Con respecto a la Asertividad se señala, que la gran mayoría de los trabajadores venezolanos no son asertivos, debido a que no saben manejar adecuadamente los niveles de irritabilidad y de presión a que puedan verse expuestos, ya que no consiguen el equilibrio para manejar las situaciones; dependiendo del nivel estructural donde nos ubiquemos, puede variar el nivel de equilibrio deseado; es decir, el personal obrero de muchas empresas tiene actitudes agresivas para con sus patronos, esto lo vemos en los sindicatos y empleados sindicalizados, que normalmente no están de acuerdo con las políticas de trabajo establecidas por la empresa y siempre están pensando que se les está explotando; y el personal de mando intermedio manifiesta actitudes pasivas, ya que los jefes les encomiendan tareas en las cuales no son capaces de hacer ver sus puntos de vista cuando estos difieren. Esto es motivado al medio donde se desenvuelven, a la falta de políticas educativas que enseñen cómo manejar efectivamente las emociones, de tal modo que no afecten las relaciones laborales.

Respecto a la gerencia venezolana, en relación con la asertividad se puede decir, que estos son pasivos, ya que prefieren una estructura organizacional jerarquizada, de alto control y baja delegación lo cual no fortalece el trabajo en equipos auto dirigidos y el liderazgo de los empleados para innovar y ser más creativos; se encuentran más orientados al poder y a mandar, que al aseguramiento de resultados; evitan el conflicto, tienen una orientación de corto plazo y pobres habilidades para planificar, así como también, creen que la competitividad entre los empleados, trae más daños que beneficios.
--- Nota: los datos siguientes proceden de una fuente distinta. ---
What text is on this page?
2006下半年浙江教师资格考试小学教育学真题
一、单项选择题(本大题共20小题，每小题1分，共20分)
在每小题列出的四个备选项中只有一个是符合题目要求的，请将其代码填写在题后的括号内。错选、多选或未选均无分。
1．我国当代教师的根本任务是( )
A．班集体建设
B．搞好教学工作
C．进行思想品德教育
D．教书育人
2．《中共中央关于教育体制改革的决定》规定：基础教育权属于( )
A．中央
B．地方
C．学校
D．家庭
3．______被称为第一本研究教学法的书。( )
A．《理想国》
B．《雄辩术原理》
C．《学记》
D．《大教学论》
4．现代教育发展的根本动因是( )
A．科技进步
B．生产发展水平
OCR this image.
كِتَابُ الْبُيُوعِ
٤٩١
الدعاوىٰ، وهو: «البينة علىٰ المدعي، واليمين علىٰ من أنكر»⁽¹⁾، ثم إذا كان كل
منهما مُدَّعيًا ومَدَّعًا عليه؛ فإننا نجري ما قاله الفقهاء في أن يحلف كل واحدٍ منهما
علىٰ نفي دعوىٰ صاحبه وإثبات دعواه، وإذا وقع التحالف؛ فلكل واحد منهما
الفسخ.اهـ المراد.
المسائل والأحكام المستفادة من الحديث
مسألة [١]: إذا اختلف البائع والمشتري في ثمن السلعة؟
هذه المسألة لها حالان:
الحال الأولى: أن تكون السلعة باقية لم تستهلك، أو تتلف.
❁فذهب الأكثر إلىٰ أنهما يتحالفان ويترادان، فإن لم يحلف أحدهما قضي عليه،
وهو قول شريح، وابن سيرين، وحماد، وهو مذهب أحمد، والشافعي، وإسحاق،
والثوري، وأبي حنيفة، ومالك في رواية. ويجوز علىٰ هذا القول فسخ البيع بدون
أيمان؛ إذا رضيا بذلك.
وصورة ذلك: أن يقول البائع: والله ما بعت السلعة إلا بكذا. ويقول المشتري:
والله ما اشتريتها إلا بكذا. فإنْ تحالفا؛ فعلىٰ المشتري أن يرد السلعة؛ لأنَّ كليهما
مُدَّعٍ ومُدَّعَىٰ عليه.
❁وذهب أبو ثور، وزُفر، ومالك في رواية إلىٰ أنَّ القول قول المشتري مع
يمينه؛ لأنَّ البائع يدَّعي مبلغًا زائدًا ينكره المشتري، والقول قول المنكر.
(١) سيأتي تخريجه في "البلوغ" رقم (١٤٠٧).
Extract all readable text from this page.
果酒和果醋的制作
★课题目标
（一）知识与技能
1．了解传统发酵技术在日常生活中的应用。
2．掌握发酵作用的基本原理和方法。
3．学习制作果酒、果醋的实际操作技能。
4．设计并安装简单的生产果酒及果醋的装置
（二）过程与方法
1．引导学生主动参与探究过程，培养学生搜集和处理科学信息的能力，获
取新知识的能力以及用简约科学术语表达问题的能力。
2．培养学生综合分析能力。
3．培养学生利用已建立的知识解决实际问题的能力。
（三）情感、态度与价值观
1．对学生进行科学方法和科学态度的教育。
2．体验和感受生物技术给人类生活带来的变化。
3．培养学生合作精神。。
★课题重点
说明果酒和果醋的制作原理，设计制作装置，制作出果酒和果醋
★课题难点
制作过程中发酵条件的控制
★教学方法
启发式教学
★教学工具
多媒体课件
Sus debilidades derivan del hecho que, muchas veces, se tienen objetivos contradictorios o no se explican apropiadamente, conllevando a que se generen crisis en el clima organizacional. En algunos casos, se etiqueta a los trabajadores por alguna acción cometida en alguna oportunidad, interpretando y «hacer diagnósticos de personalidad» que no vienen al caso, sacándolos a colación en diversos momentos. El no utilizar los términos adecuados para dar algunas instrucciones, también es un generador de conflictos, que algunas personas se pueden mostrar pasivas y otras agresivas.

No cabe la menor duda, como señala Flor Silvestre Carrero, de que no podemos ignorar que la asertividad y la autoestima están muy relacionadas, ya que una persona asertiva posee una autoestima alta que le permite: Expresar sus sentimientos, defender sus derechos como persona, sentirse seguro, aceptado y cómodo con lo que piensa y siente.

Por tanto, concluimos, que la gerencia debe identificarse más con cuál es la realidad de la autoestima de sus trabajadores, incluyendo la de élla misma y estar atenta de cómo mantenerla siempre a un nivel alto y hacer que las interrelaciones en el trabajo se hagan dentro de una atmósfera de asertividad, que beneficie al clima organizacional de la empresa.

Es hora, destaca por su parte Flor Silvestre, de que si se pretende rescatar la autoestima del venezolano, se tome muy en cuenta que en muchos trabajadores venezolanos se manifiesta una falta de autoconocimiento, lo cual impide que el trabajador venezolano evalúe muchas de las heridas emocionales que tiene como persona, producidas en su niñez, lo cual puede causar trastornos psicológicos emocionales y físicos, produciendo conflictos serios en el trabajo, disminución de la energía y de la capacidad creativa. Le da una hipersensibilidad a la crítica, por la que se siente exageradamente atacada/o, herida/o; echa la culpa de los fracasos a los demás o a la situación; cultiva resentimientos tercos contra sus críticos. Algunas veces se deja manipular por los demás.

Nos sugiere Flor Silvestre, en la finalización de este análisis, que no olvidemos que el líder venezolano debe estar abierto, a lo que algunos autores han denominado un atrevimiento responsable, en el que los trabajadores pueden: Ser participativos, proponer ideas, tomar iniciativas, pero sobre todo, tener una gran confianza en su capacidad, su inteligencia, talento y el conocimiento aunados a una verdadera voluntad de hacer las cosas. Pienso que el líder que fomente estas conductas en su ambiente de trabajo, puede lograr equipos con altos niveles productivos.